On my run, I was thinking about the subchunking and overlap problem, and 
the dec-stripe solution, and I think I've come up with an in-between 
solution.

One of the reasons that we just stored overlap and then queried by using 
joining against subchunk+overlap, was that we didn't want to compute the 
exact overlap region for each query, for each subchunk. How about this:

* store subchunks, but not overlap.
* query against subchunk + adjacent subchunks.
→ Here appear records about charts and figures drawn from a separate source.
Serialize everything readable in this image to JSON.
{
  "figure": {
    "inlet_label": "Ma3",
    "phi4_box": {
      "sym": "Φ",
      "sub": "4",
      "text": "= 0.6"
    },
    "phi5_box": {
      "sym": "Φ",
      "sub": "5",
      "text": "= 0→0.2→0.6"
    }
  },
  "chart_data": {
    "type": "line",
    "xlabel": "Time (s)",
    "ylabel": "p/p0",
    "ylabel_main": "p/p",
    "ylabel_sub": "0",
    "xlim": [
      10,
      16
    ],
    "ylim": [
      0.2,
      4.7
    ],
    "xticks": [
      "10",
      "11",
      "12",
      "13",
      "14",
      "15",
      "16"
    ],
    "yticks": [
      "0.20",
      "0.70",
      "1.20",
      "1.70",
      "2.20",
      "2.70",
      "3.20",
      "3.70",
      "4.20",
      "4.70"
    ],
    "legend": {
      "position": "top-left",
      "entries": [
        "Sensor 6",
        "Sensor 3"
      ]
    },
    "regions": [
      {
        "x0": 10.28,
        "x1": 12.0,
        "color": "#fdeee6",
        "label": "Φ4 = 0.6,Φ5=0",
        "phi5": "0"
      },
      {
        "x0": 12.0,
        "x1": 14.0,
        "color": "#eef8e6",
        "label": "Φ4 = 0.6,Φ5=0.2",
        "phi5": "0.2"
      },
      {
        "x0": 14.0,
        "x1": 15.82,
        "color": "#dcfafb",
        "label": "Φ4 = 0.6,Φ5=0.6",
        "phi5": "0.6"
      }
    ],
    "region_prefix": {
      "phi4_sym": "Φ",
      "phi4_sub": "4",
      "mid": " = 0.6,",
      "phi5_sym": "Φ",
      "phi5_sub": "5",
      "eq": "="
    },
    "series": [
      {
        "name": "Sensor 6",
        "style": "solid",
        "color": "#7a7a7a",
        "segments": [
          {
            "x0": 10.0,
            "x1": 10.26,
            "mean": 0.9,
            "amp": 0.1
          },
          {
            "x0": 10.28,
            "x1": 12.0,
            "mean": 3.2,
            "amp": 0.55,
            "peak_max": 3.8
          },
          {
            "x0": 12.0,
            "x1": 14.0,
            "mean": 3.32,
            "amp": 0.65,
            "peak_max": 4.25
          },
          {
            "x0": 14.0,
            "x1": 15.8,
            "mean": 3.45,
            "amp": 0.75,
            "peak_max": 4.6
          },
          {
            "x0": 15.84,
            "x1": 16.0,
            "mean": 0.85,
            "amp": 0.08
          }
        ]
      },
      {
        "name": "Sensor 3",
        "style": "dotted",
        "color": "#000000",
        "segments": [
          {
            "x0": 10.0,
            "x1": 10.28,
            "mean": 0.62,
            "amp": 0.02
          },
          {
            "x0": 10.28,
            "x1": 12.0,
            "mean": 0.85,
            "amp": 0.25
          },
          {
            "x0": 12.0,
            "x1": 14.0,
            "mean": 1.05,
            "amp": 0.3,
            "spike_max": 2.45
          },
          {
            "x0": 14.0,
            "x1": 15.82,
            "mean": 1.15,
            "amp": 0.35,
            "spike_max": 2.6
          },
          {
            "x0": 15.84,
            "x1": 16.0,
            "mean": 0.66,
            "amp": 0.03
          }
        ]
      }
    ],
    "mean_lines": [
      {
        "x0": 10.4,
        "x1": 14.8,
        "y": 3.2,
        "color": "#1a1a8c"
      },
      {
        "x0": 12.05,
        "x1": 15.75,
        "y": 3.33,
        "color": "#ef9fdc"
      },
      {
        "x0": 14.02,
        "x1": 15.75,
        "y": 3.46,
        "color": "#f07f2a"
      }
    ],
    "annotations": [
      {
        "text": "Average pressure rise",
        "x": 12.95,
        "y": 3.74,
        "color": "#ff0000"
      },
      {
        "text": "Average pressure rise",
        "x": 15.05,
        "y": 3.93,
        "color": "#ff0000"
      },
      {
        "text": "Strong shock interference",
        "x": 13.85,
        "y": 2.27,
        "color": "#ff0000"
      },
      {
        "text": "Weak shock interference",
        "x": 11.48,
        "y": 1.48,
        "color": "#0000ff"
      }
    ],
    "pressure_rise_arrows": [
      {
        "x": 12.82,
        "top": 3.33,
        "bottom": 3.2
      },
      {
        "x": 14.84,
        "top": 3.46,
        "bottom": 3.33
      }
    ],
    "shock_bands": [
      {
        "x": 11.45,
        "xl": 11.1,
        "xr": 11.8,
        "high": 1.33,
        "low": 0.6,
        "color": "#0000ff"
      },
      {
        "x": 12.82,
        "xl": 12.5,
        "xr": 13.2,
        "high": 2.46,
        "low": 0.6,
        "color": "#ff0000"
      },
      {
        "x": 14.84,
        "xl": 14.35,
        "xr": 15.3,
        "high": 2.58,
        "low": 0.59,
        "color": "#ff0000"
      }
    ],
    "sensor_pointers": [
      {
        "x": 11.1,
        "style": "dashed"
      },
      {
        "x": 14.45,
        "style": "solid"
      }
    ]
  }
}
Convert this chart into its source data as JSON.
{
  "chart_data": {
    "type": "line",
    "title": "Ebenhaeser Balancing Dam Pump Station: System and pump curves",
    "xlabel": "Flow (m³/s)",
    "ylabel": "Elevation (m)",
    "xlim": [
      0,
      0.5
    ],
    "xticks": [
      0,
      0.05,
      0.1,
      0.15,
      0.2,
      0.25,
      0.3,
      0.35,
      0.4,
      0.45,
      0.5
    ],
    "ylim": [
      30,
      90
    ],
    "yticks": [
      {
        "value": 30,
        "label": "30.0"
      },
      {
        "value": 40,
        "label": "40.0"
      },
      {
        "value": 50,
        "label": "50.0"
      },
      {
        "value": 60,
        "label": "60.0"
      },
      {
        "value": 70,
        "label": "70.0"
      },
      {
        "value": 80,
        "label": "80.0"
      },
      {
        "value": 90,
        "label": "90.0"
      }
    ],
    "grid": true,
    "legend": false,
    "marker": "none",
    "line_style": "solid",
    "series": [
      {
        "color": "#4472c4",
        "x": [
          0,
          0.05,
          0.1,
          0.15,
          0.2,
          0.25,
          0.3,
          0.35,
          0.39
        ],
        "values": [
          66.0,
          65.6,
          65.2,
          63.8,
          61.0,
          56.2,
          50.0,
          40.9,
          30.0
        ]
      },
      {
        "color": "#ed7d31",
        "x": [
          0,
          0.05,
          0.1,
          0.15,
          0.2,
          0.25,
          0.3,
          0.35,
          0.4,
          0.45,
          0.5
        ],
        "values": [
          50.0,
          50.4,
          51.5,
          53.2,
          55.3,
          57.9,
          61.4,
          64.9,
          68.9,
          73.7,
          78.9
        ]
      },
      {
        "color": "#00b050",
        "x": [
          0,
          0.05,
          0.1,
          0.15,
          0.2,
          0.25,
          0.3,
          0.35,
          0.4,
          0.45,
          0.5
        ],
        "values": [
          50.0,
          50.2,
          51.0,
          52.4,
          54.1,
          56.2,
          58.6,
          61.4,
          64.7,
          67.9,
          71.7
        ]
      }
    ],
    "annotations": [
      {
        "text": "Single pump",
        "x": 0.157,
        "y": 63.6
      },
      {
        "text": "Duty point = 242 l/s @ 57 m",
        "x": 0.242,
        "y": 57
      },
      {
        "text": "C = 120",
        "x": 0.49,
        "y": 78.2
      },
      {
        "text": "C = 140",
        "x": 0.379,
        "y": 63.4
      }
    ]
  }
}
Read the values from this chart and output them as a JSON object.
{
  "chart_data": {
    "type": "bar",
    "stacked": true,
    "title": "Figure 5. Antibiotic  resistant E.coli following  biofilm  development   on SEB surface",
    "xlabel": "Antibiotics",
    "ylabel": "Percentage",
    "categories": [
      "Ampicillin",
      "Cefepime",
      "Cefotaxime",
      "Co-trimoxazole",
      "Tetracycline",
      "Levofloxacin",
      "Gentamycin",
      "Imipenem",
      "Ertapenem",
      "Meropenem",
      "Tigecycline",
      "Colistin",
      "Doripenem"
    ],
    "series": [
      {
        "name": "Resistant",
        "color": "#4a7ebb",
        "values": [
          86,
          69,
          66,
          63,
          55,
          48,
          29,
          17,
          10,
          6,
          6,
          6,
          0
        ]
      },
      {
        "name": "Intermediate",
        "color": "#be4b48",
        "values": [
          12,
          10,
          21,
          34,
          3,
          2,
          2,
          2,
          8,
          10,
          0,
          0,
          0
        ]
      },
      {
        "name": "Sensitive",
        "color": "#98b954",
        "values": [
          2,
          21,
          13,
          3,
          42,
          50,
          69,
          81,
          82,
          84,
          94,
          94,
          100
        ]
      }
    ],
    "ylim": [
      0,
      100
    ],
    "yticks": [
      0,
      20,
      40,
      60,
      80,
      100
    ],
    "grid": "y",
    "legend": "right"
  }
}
Effectively, this gives 
us overlap ~= subchunk width.
* computing this may have some noticeable cost if the czar has to do it 
(full scan of 10k chunks each with 200 subchunks = computation of 2 
million adjacency subchunks), so maybe we can push it to the workers, 
where it can be computed almost for free (actually, we can cache it on 
each worker)..
* subchunks are on-the-fly, so we save computation of overlap subchunks 
completely, and build half the temp tables as before
* Workaround subchunks from adjacent chunks by storing them using 
virtual subchunk numbers.
* This requires somewhat more code and complexity, but also eliminates 
the previous overlap management, so the net cost/complexity increase is 
low(?).


Another different idea: We build subchunk tables on the fly because the 
mysql optimizer is too stupid to use a "subchunkid=X" condition in the 
WHERE clause to its fullest effect. Did we try coaxing it by using a 
subquery?

i.e., SELECT o1.blah, o2.blah FROM (SELECT ... FROM Object_N WHERE 
subchunkid=X) as o1, (SELECT ... FROM Object_N WHERE subchunkid = X) AS 
o2 WHERE...
instead of
SELECT o1.blah, o2.blah FROM Object_N AS o1, Object_N AS o2 WHERE 
subchunkid = X AND ...;

Have a great weekend, and thanks for the great week!